A peer can be pinned in trust yet unsendable: its relay endpoint's slot_token stays empty until the peer's pair_drop_ack lands (common right after pairing, an MCP/daemon restart, or when we're not federation-reachable so the ack can't arrive). wire send already classifies this and returns an actionable peer_unknown reason — but both dial surfaces short-circuited a pinned peer to a bland already_pinned with no sendability check.

Result: an operator/agent whose sends were bouncing peer_unknown would re-dial the bare nick forever, seeing a reassuring already_pinned each time and never the real cause. (This is the exact loop a real cross-machine session hit — bare-nick re-dial → already_pinned → send → peer_unknown, repeat.)

Fix

Extract one shared classifier send::unsendable_reason(peer) -> Option<String> (None = a usable route exists; Some = the same reason string the send path emits) and route all three surfaces through it so they can't drift:

  • delivery_json PeerUnknown arm now calls it — output preserved exactly.
  • cmd_dial (CLI) PinnedPeer arm pushes a warning step when unsendable; the human printer shows the detail inline (WARN: …) instead of a bare warning label.
  • tool_dial (MCP) PinnedPeer arm adds sendable: bool + an optional reason. status stays already_pinned — additive, no consumer break.

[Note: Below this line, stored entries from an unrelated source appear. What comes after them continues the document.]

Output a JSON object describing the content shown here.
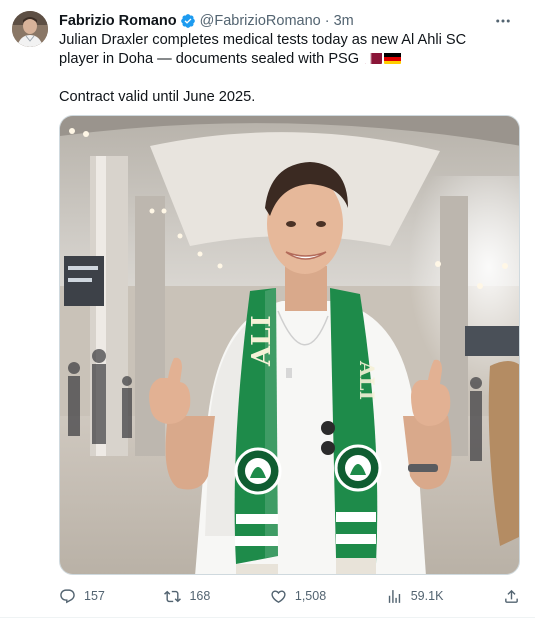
{
  "author": {
    "name": "Fabrizio Romano",
    "handle": "@FabrizioRomano",
    "separator": "·",
    "time": "3m"
  },
  "tweet": {
    "line1": "Julian Draxler completes medical tests today as new Al Ahli SC player in Doha — documents sealed with PSG",
    "line2": "Contract valid until June 2025."
  },
  "flags": [
    "qatar-flag",
    "germany-flag"
  ],
  "media": {
    "scarf_text": "ALI",
    "accent_color": "#1e8b4a"
  },
  "metrics": {
    "replies": "157",
    "reposts": "168",
    "likes": "1,508",
    "views": "59.1K"
  },
  "colors": {
    "text": "#0f1419",
    "secondary": "#536471",
    "verified": "#1d9bf0",
    "border": "#cfd9de"
  }
}
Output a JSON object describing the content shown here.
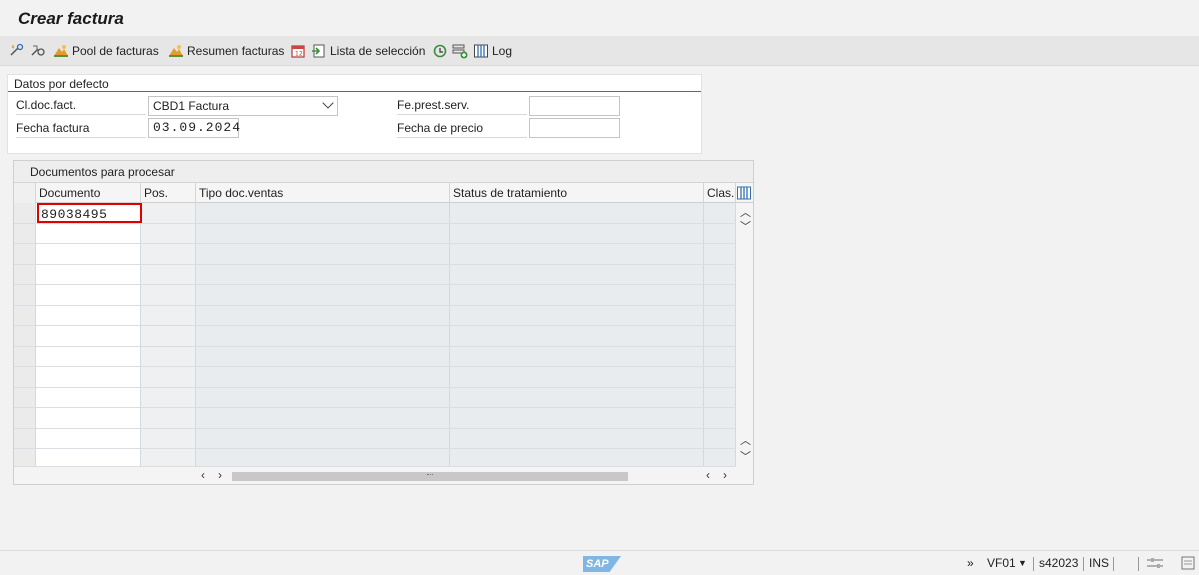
{
  "window": {
    "title": "Crear factura"
  },
  "toolbar": {
    "items": [
      {
        "label": "",
        "icon": "execute-icon"
      },
      {
        "label": "",
        "icon": "background-process-icon"
      },
      {
        "label": "Pool de facturas",
        "icon": "pool-icon"
      },
      {
        "label": "Resumen facturas",
        "icon": "summary-icon"
      },
      {
        "label": "",
        "icon": "calendar-icon"
      },
      {
        "label": "Lista de selección",
        "icon": "selection-list-icon"
      },
      {
        "label": "",
        "icon": "refresh-icon"
      },
      {
        "label": "",
        "icon": "add-row-icon"
      },
      {
        "label": "Log",
        "icon": "log-icon"
      }
    ]
  },
  "defaults_panel": {
    "title": "Datos por defecto",
    "billing_type_label": "Cl.doc.fact.",
    "billing_type_value": "CBD1 Factura",
    "invoice_date_label": "Fecha factura",
    "invoice_date_value": "03.09.2024",
    "service_date_label": "Fe.prest.serv.",
    "service_date_value": "",
    "price_date_label": "Fecha de precio",
    "price_date_value": ""
  },
  "documents_grid": {
    "title": "Documentos para procesar",
    "columns": [
      "Documento",
      "Pos.",
      "Tipo doc.ventas",
      "Status de tratamiento",
      "Clas..."
    ],
    "rows": [
      {
        "documento": "89038495",
        "pos": "",
        "tipo": "",
        "status": "",
        "clas": ""
      }
    ]
  },
  "statusbar": {
    "logo": "SAP",
    "transaction": "VF01",
    "server": "s42023",
    "mode": "INS"
  },
  "colors": {
    "highlight_border": "#e00000",
    "panel_line": "#3a6fa8",
    "sap_logo": "#7fb6e3"
  }
}
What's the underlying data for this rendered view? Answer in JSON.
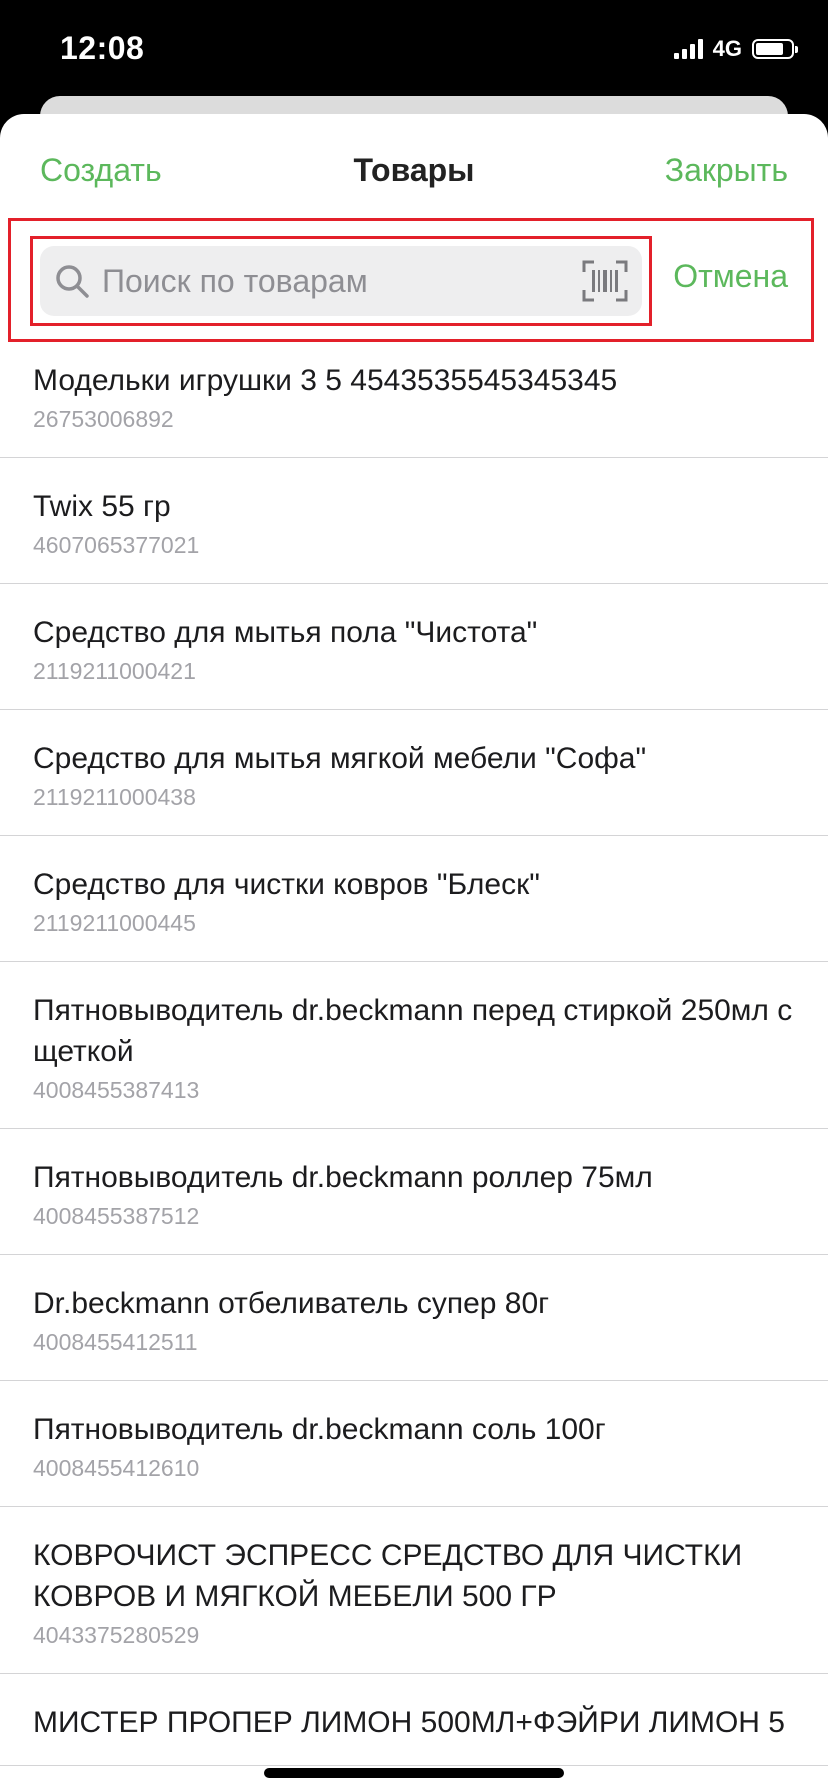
{
  "status_bar": {
    "time": "12:08",
    "network": "4G",
    "signal_bars": 4,
    "battery_level": 0.8
  },
  "nav": {
    "create_label": "Создать",
    "title": "Товары",
    "close_label": "Закрыть"
  },
  "search": {
    "placeholder": "Поиск по товарам",
    "value": "",
    "cancel_label": "Отмена"
  },
  "products": [
    {
      "name": "Модельки игрушки 3 5 4543535545345345",
      "code": "26753006892"
    },
    {
      "name": "Twix 55 гр",
      "code": "4607065377021"
    },
    {
      "name": "Средство для мытья пола \"Чистота\"",
      "code": "2119211000421"
    },
    {
      "name": "Средство для мытья мягкой мебели \"Софа\"",
      "code": "2119211000438"
    },
    {
      "name": "Средство для чистки ковров \"Блеск\"",
      "code": "2119211000445"
    },
    {
      "name": "Пятновыводитель dr.beckmann перед стиркой 250мл с щеткой",
      "code": "4008455387413"
    },
    {
      "name": "Пятновыводитель dr.beckmann роллер 75мл",
      "code": "4008455387512"
    },
    {
      "name": "Dr.beckmann отбеливатель супер 80г",
      "code": "4008455412511"
    },
    {
      "name": "Пятновыводитель dr.beckmann соль 100г",
      "code": "4008455412610"
    },
    {
      "name": "КОВРОЧИСТ ЭСПРЕСС СРЕДСТВО ДЛЯ ЧИСТКИ КОВРОВ И МЯГКОЙ МЕБЕЛИ 500 ГР",
      "code": "4043375280529"
    },
    {
      "name": "МИСТЕР ПРОПЕР ЛИМОН 500МЛ+ФЭЙРИ ЛИМОН 5",
      "code": ""
    }
  ],
  "colors": {
    "accent": "#5cb85c",
    "highlight": "#e3202a"
  }
}
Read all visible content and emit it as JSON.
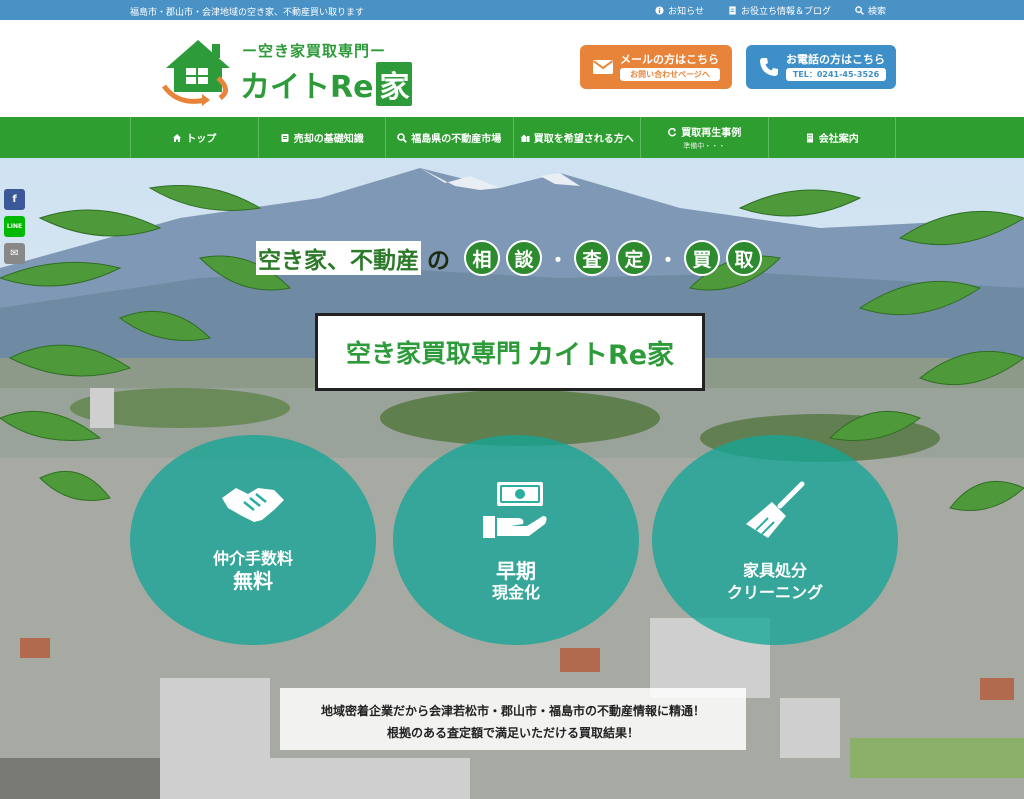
{
  "topbar": {
    "tagline": "福島市・郡山市・会津地域の空き家、不動産買い取ります",
    "links": [
      {
        "label": "お知らせ",
        "icon": "info-icon"
      },
      {
        "label": "お役立ち情報＆ブログ",
        "icon": "document-icon"
      },
      {
        "label": "検索",
        "icon": "search-icon"
      }
    ]
  },
  "logo": {
    "tagline": "ー空き家買取専門ー",
    "brand_text": "カイトRe",
    "brand_box": "家"
  },
  "cta": {
    "mail": {
      "title": "メールの方はこちら",
      "sub": "お問い合わせページへ",
      "icon": "envelope-icon"
    },
    "tel": {
      "title": "お電話の方はこちら",
      "sub": "TEL：0241-45-3526",
      "icon": "phone-icon"
    }
  },
  "nav": {
    "items": [
      {
        "label": "トップ",
        "icon": "home-icon"
      },
      {
        "label": "売却の基礎知識",
        "icon": "book-icon"
      },
      {
        "label": "福島県の不動産市場",
        "icon": "search-icon"
      },
      {
        "label": "買取を希望される方へ",
        "icon": "house-icon"
      },
      {
        "label": "買取再生事例",
        "sub": "準備中・・・",
        "icon": "refresh-icon"
      },
      {
        "label": "会社案内",
        "icon": "building-icon"
      }
    ]
  },
  "hero": {
    "headline_a": "空き家、不動産",
    "headline_no": "の",
    "headline_chars": [
      "相",
      "談",
      "査",
      "定",
      "買",
      "取"
    ],
    "headline_sep": "・",
    "title_a": "空き家買取専門",
    "title_b": "カイトRe家",
    "features": [
      {
        "line1": "仲介手数料",
        "line2": "無料",
        "icon": "handshake-icon"
      },
      {
        "line1": "早期",
        "line2": "現金化",
        "icon": "money-hand-icon"
      },
      {
        "line1": "家具処分",
        "line2": "クリーニング",
        "icon": "broom-icon"
      }
    ],
    "note_line1": "地域密着企業だから会津若松市・郡山市・福島市の不動産情報に精通！",
    "note_line2": "根拠のある査定額で満足いただける買取結果！"
  },
  "share": [
    {
      "label": "f",
      "name": "facebook-share-button",
      "color": "#3b5998"
    },
    {
      "label": "LINE",
      "name": "line-share-button",
      "color": "#00b900"
    },
    {
      "label": "✉",
      "name": "email-share-button",
      "color": "#888888"
    }
  ]
}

The classifier mirrors the send loop's routability exactly:

  • an HTTP endpoint counts only when relay_url + slot_id + slot_token are all non-empty (matches the send loop's continue skip — a token on a malformed endpoint is not a route);
  • a peer reachable only over Nostr (recorded nostr_transport + a local nostr key, the RFC-007 D3 fallback) reads as sendable, so the dial warning never contradicts what a wire send would actually do.

Tests

send::unsendable_reason_reads_live_state covers: not-pinned → Some; usable HTTP slot → None; pinned-but-empty-token → Some("no token yet"); Nostr-reachable → None; malformed endpoint (token but empty relay_url/slot_id) → Some. Full lib suite: 611 pass, fmt + clippy -D warnings clean.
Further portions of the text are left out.